The three sat in jail for more than a year before their case came to trial. In February, a jury cleared them of the more serious terrorism charges while convicting them of mob action and possessing an incendiary device.
In April, Judge Thaddeus Wilson sentenced each of them to between five and eight years in prison, much less than the 14 years sought by state’s attorney Anita Alvarez.
In the meantime, the cases against the activists arrested for trespassing on vacant lots in Woodlawn dragged on for about six months before they were dismissed.
Neither Mo nor Gloves showed up for any of the hearings, protesters tell me.
I called the news affairs office at the police department to ask, among other things, how much the undercover operation cost taxpayers and whether other local movements and organizations had been infiltrated, such as the Chicago Teachers Union.

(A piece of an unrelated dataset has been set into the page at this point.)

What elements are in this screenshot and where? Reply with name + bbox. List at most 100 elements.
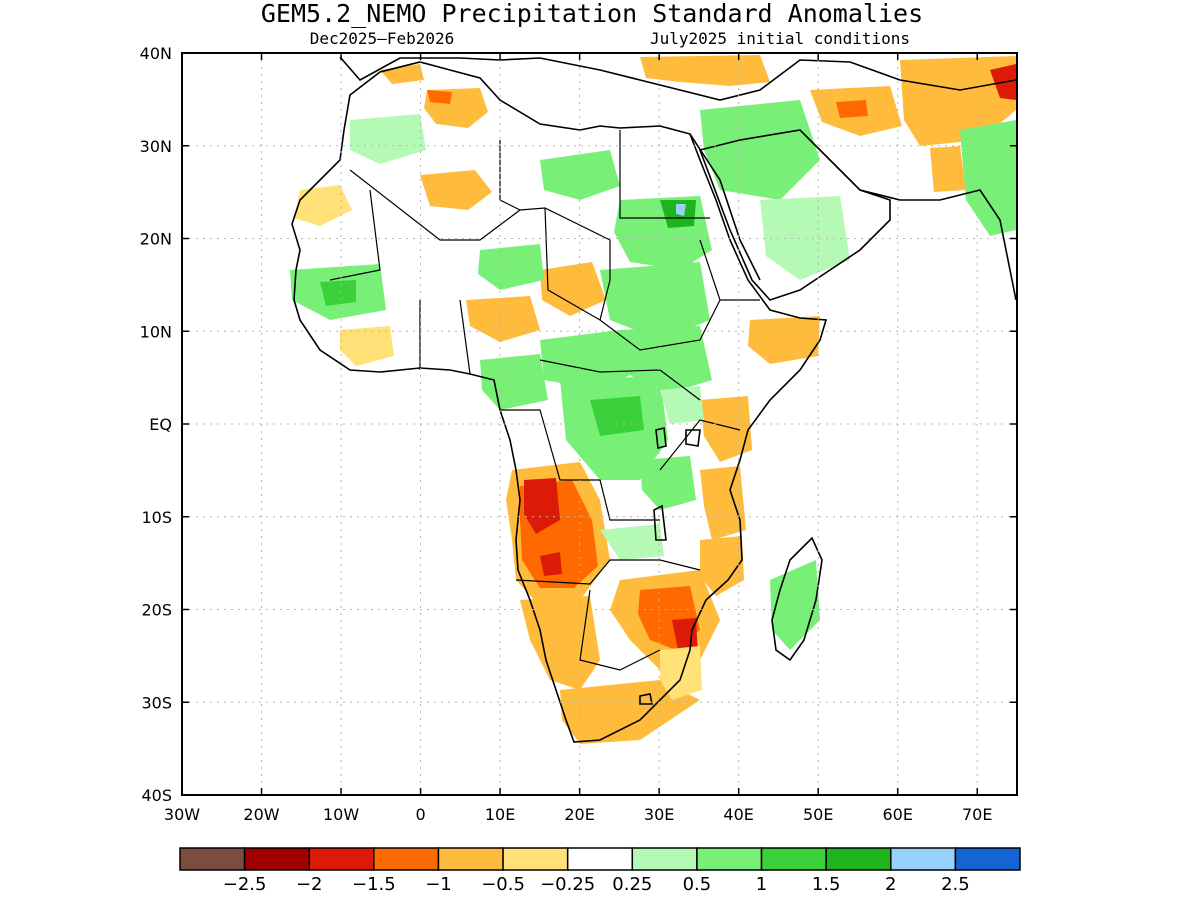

The Police Department has not responded to my questions.
As activists see it, Mo and Gloves used their arrests at the clinic protests as street cred so they could worm their way into the good graces of Church, Chase, and Betterly.
The irony is painful. Somehow the city doesn’t have the money to treat our most vulnerable mental health patients, but it has the resources to spy on them.